Искусство также было преобразовано романтическими теориями. В это время в монастыре св. Исидора в Риме вокруг Овербека группировались Корнелиус, Вильгельм Шадов и Фейт, искавшие как патриоты и христиане вдохновения в средневековье. Но их влияние еще не проникло в Германию, где попрежнему господствовали взгляды Винкельмана и классические традиции. В нашей всеобщей истории можно опустить имена посредственных живописцев, учеников Карстенса. Зато скульпторы при отсутствии высокой оригинальности все-таки обнаруживают больше независимости; знаменитая триумфальная колесница, созданная Шадовым для Бранденбургских ворот, увезенная Наполеоном в Париж и возвращенная Берлину Блюхером, не лишена движения и известного величия. Христиан Раух (1777–1857), единственный выдающийся скульптор этой эпохи, только что начинает свою, впоследствии столь плодотворную, карьеру; но уже его памятник королевы Луизы, трогательный в своей простоте, обнаруживает всю силу его дарования; для изображения потомству соратников Фридриха II или героев борьбы за независимость едва ли кто-либо более подходил, чем этот трезвый, строгий скульптор, у которого наряду с некоторой суровостью и холодностью наблюдается порой проблеск пламенного чувства.

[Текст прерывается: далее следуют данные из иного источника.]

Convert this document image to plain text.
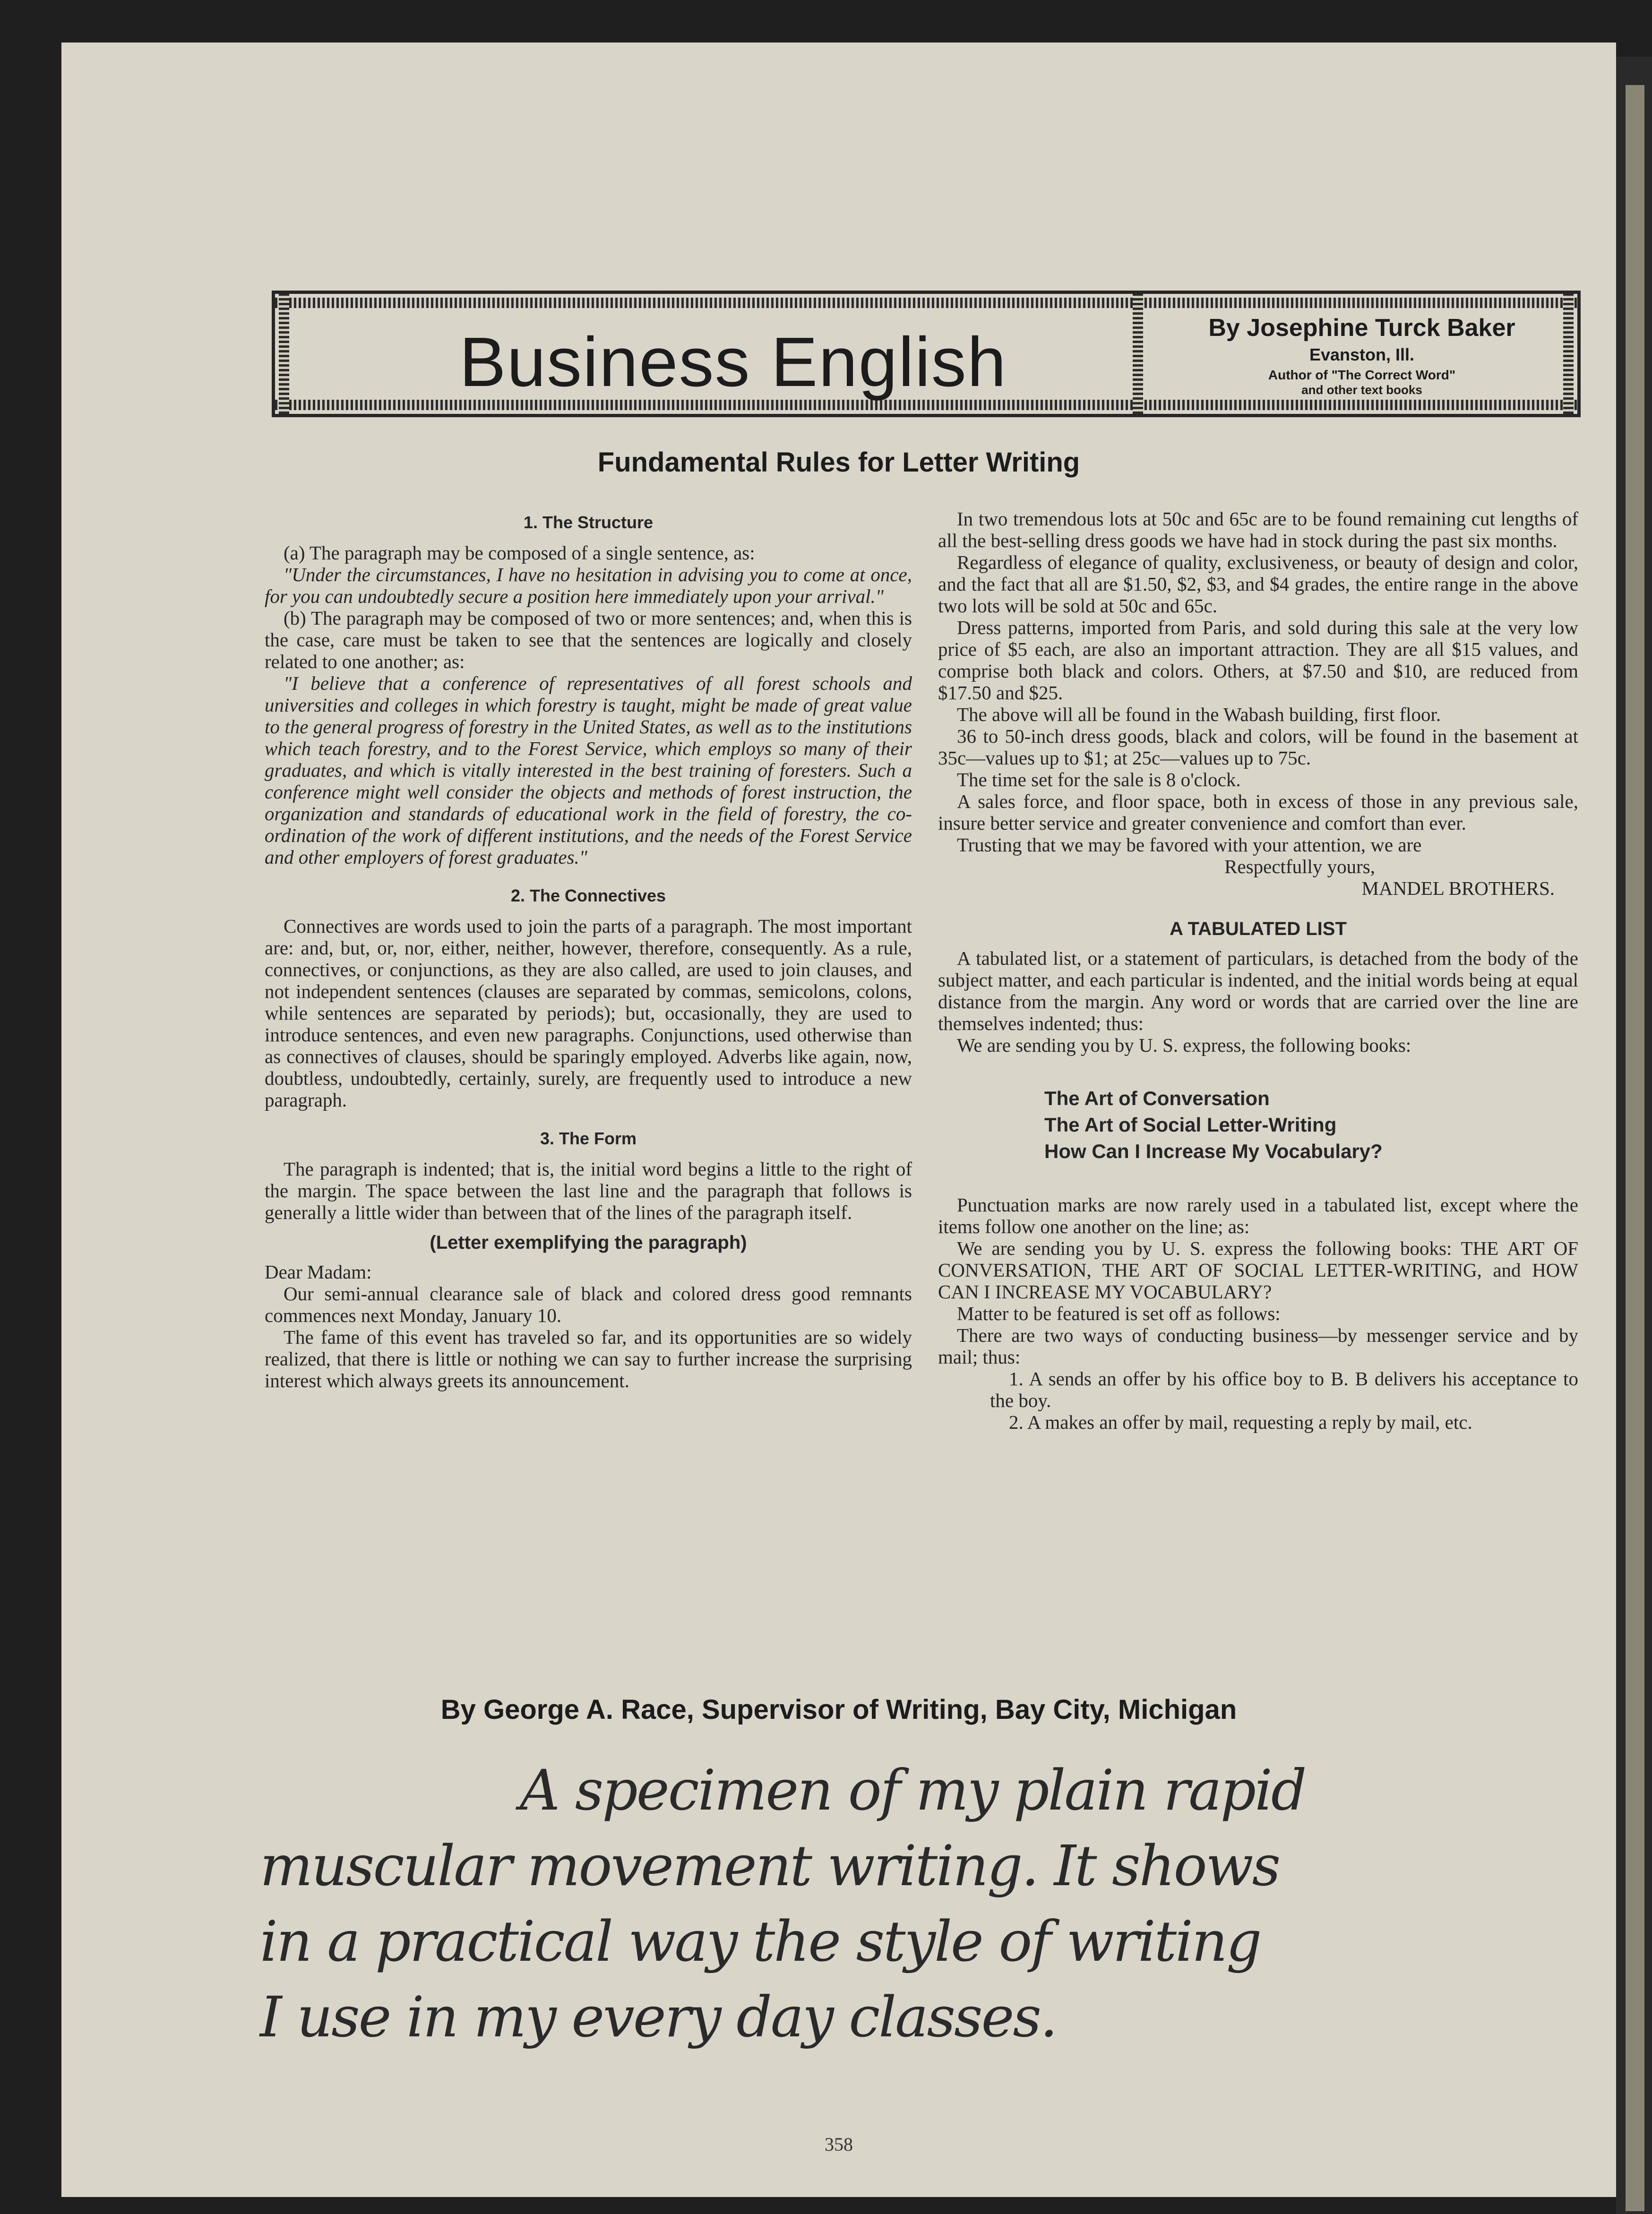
Business English	By Josephine Turck Baker
Evanston, Ill.
Author of "The Correct Word"
and other text books
Fundamental Rules for Letter Writing
1. The Structure

(a) The paragraph may be composed of a single sentence, as:

"Under the circumstances, I have no hesitation in advising you to come at once, for you can undoubtedly secure a position here immediately upon your arrival."

(b) The paragraph may be composed of two or more sentences; and, when this is the case, care must be taken to see that the sentences are logically and closely related to one another; as:

"I believe that a conference of representatives of all forest schools and universities and colleges in which forestry is taught, might be made of great value to the general progress of forestry in the United States, as well as to the institutions which teach forestry, and to the Forest Service, which employs so many of their graduates, and which is vitally interested in the best training of foresters. Such a conference might well consider the objects and methods of forest instruction, the organization and standards of educational work in the field of forestry, the co-ordination of the work of different institutions, and the needs of the Forest Service and other employers of forest graduates."

2. The Connectives

Connectives are words used to join the parts of a paragraph. The most important are: and, but, or, nor, either, neither, however, therefore, consequently. As a rule, connectives, or conjunctions, as they are also called, are used to join clauses, and not independent sentences (clauses are separated by commas, semicolons, colons, while sentences are separated by periods); but, occasionally, they are used to introduce sentences, and even new paragraphs. Conjunctions, used otherwise than as connectives of clauses, should be sparingly employed. Adverbs like again, now, doubtless, undoubtedly, certainly, surely, are frequently used to introduce a new paragraph.

3. The Form

The paragraph is indented; that is, the initial word begins a little to the right of the margin. The space between the last line and the paragraph that follows is generally a little wider than between that of the lines of the paragraph itself.

(Letter exemplifying the paragraph)

Dear Madam:

Our semi-annual clearance sale of black and colored dress good remnants commences next Monday, January 10.

The fame of this event has traveled so far, and its opportunities are so widely realized, that there is little or nothing we can say to further increase the surprising interest which always greets its announcement.

In two tremendous lots at 50c and 65c are to be found remaining cut lengths of all the best-selling dress goods we have had in stock during the past six months.

Regardless of elegance of quality, exclusiveness, or beauty of design and color, and the fact that all are $1.50, $2, $3, and $4 grades, the entire range in the above two lots will be sold at 50c and 65c.

Dress patterns, imported from Paris, and sold during this sale at the very low price of $5 each, are also an important attraction. They are all $15 values, and comprise both black and colors. Others, at $7.50 and $10, are reduced from $17.50 and $25.

The above will all be found in the Wabash building, first floor.

36 to 50-inch dress goods, black and colors, will be found in the basement at 35c—values up to $1; at 25c—values up to 75c.

The time set for the sale is 8 o'clock.

A sales force, and floor space, both in excess of those in any previous sale, insure better service and greater convenience and comfort than ever.

Trusting that we may be favored with your attention, we are

Respectfully yours,
MANDEL BROTHERS.
A TABULATED LIST

A tabulated list, or a statement of particulars, is detached from the body of the subject matter, and each particular is indented, and the initial words being at equal distance from the margin. Any word or words that are carried over the line are themselves indented; thus:

We are sending you by U. S. express, the following books:

The Art of Conversation
The Art of Social Letter-Writing
How Can I Increase My Vocabulary?

Punctuation marks are now rarely used in a tabulated list, except where the items follow one another on the line; as:

We are sending you by U. S. express the following books: THE ART OF CONVERSATION, THE ART OF SOCIAL LETTER-WRITING, and HOW CAN I INCREASE MY VOCABULARY?

Matter to be featured is set off as follows:

There are two ways of conducting business—by messenger service and by mail; thus:

1. A sends an offer by his office boy to B. B delivers his acceptance to the boy.

2. A makes an offer by mail, requesting a reply by mail, etc.

By George A. Race, Supervisor of Writing, Bay City, Michigan
A specimen of my plain rapid
muscular movement writing. It shows
in a practical way the style of writing
I use in my every day classes.
358
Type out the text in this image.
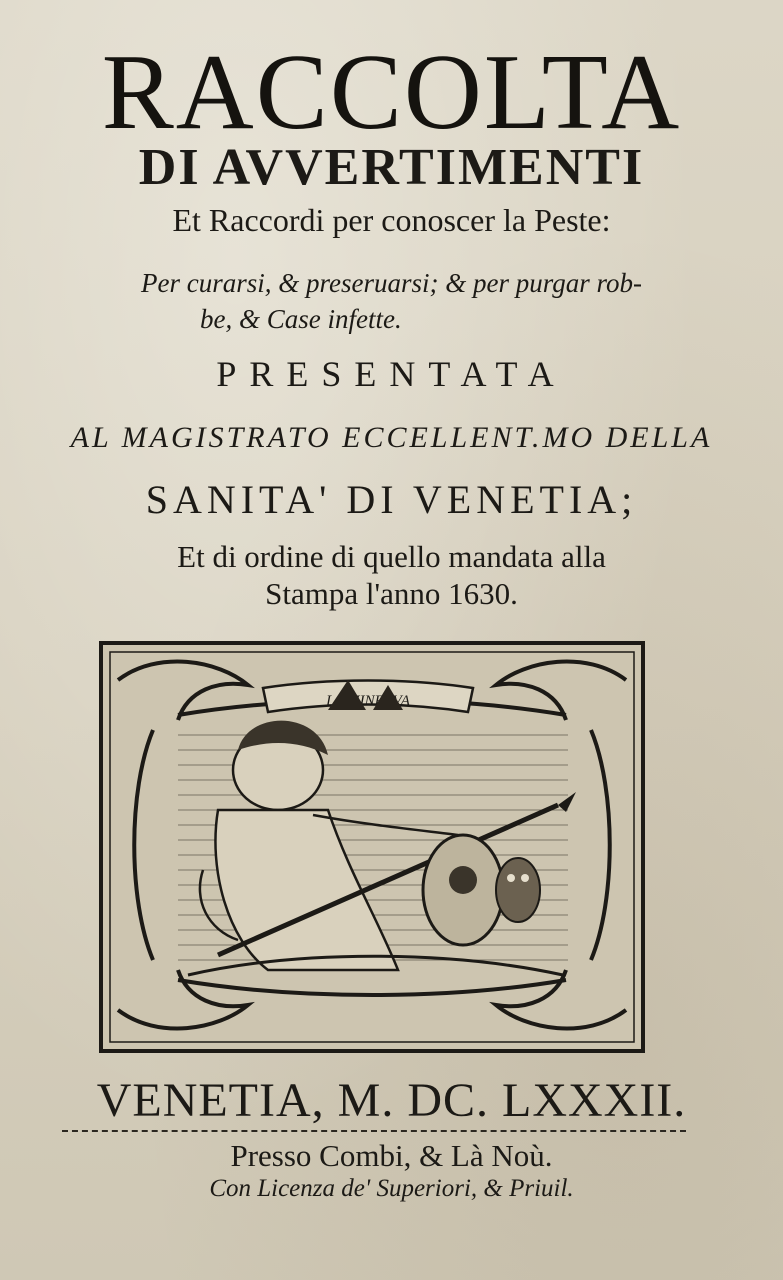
RACCOLTA
DI AVVERTIMENTI
Et Raccordi per conoscer la Peste:
Per curarsi, & preseruarsi; & per purgar rob-
be, & Case infette.
PRESENTATA
AL MAGISTRATO ECCELLENT.MO DELLA
SANITA' DI VENETIA;
Et di ordine di quello mandata alla
Stampa l'anno 1630.
LA MINERVA
VENETIA, M. DC. LXXXII.
Presso Combi, & Là Noù.
Con Licenza de' Superiori, & Priuil.
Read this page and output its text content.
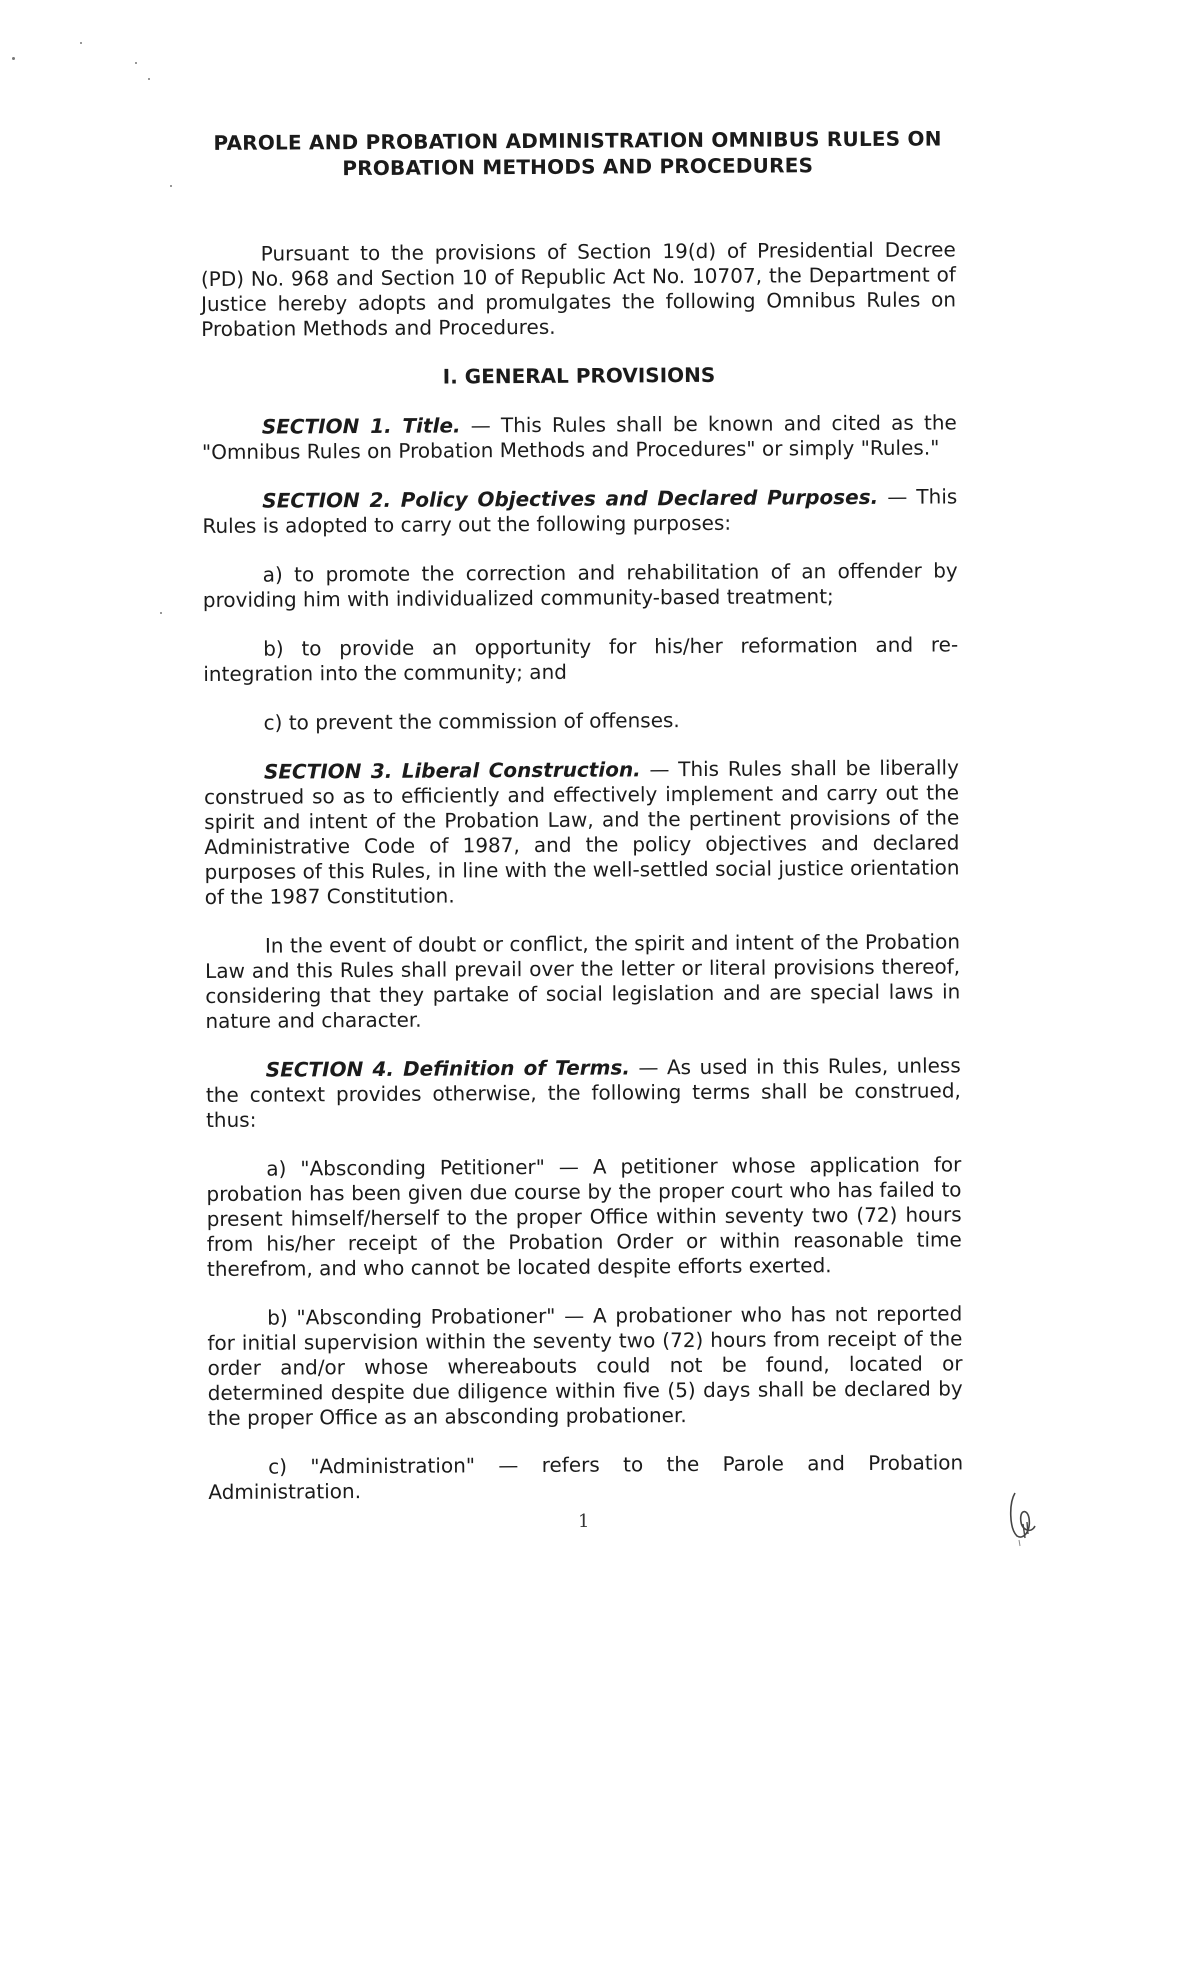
PAROLE AND PROBATION ADMINISTRATION OMNIBUS RULES ON
PROBATION METHODS AND PROCEDURES

Pursuant to the provisions of Section 19(d) of Presidential Decree (PD) No. 968 and Section 10 of Republic Act No. 10707, the Department of Justice hereby adopts and promulgates the following Omnibus Rules on Probation Methods and Procedures.

I. GENERAL PROVISIONS

SECTION 1. Title. — This Rules shall be known and cited as the "Omnibus Rules on Probation Methods and Procedures" or simply "Rules."

SECTION 2. Policy Objectives and Declared Purposes. — This Rules is adopted to carry out the following purposes:

a) to promote the correction and rehabilitation of an offender by providing him with individualized community-based treatment;

b) to provide an opportunity for his/her reformation and re-integration into the community; and

c) to prevent the commission of offenses.

SECTION 3. Liberal Construction. — This Rules shall be liberally construed so as to efficiently and effectively implement and carry out the spirit and intent of the Probation Law, and the pertinent provisions of the Administrative Code of 1987, and the policy objectives and declared purposes of this Rules, in line with the well-settled social justice orientation of the 1987 Constitution.

In the event of doubt or conflict, the spirit and intent of the Probation Law and this Rules shall prevail over the letter or literal provisions thereof, considering that they partake of social legislation and are special laws in nature and character.

SECTION 4. Definition of Terms. — As used in this Rules, unless the context provides otherwise, the following terms shall be construed, thus:

a) "Absconding Petitioner" — A petitioner whose application for probation has been given due course by the proper court who has failed to present himself/herself to the proper Office within seventy two (72) hours from his/her receipt of the Probation Order or within reasonable time therefrom, and who cannot be located despite efforts exerted.

b) "Absconding Probationer" — A probationer who has not reported for initial supervision within the seventy two (72) hours from receipt of the order and/or whose whereabouts could not be found, located or determined despite due diligence within five (5) days shall be declared by the proper Office as an absconding probationer.

c) "Administration" — refers to the Parole and Probation Administration.

1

Падение Пруссии. Расцвет литературы утешал немцев в их политическом бессилии. Корифеи движения остались идеалистами и космополитами. У Шиллера и Гёте есть много такого, чем с тех пор подогревался немецкий патриотизм, но сами поэты быстро отвлеклись от вопросов, которые они считали до известной степени праздными. Мы имеем здесь один из самых любопытных парадоксов истории: немецкий национализм, такой агрессивный и высокомерный, вырос в школе писателей, считавших патриотизм лишь докучным предрассудком. Многие, и притом самые знаменитые, умерли нераскаянными грешниками: Гёте до конца любил Францию, а Гегель постоянно восторгался Наполеоном[45]
. Их современники сокрушались по этому поводу, потому что поражение Пруссии пробудило их от волшебного сна, и они поняли, что народ, не умеющий отстоять свою независимость, осужден на быстрый духовный упадок.Долгое время немцы не понимали истинного значения начинаний Наполеона; недостаток прозорливости им пришлось искупать твердостью духа и мужеством. В 1807 году монархия Гогенцоллернов была уже только второстепенной державой, лишенной своих польских и нестфальских провинций, подстерегаемой на всех границах соседями, которые вошли во вкус при дележе добычи. Поражение при Иене было не более как несчастье; поведение короля, униженно просившего мира, трусость многих комендантов крепостей, «сдававшихся по требованию трубача» (Бойен), прокламация берлинского губернатора Шуленбурга-Кенерта, напоминавшего жителям, что «спокойствие есть первый долг граждан», угодливость чиновников в выполнении приказов завоевателя, язык прессы, благоговейное любопытство толпы, глазевшей на вступление французских войск и пораженной театральным великодушием, с которым Наполеон простил графа Гатцфельда, — ни в чем, впрочем, невиновного, — все это, казалось, свидетельствовало о том, что народ готов дать себя поработить. Предположение, что этот народ когда-нибудь снова станет на ноги, казалось Гентцу смешным.
Наполеон был дальновиднее. Когда он писал султану, что Пруссия исчезла, он хотел обмануть этим Европу, но Тильзитский договор не удовлетворил его. Громы Фридланда лишь отчасти вознаградили за Эйлау; разбитая, униженная Пруссия, втиснутая в пределы трех своих коренных областей — Бранденбурга, Силезии и собственно Пруссии, все-таки продолжала существовать; потеря вестфальских владений главным образом лишила ее заветной надежды; что касается основания великого герцогства Варшавского, то хотя оно и пробивало на ее границах зияющую брешь, зато избавляло ее от миллионов подданных, всегда готовых к восстанию и стеснявших ее действия.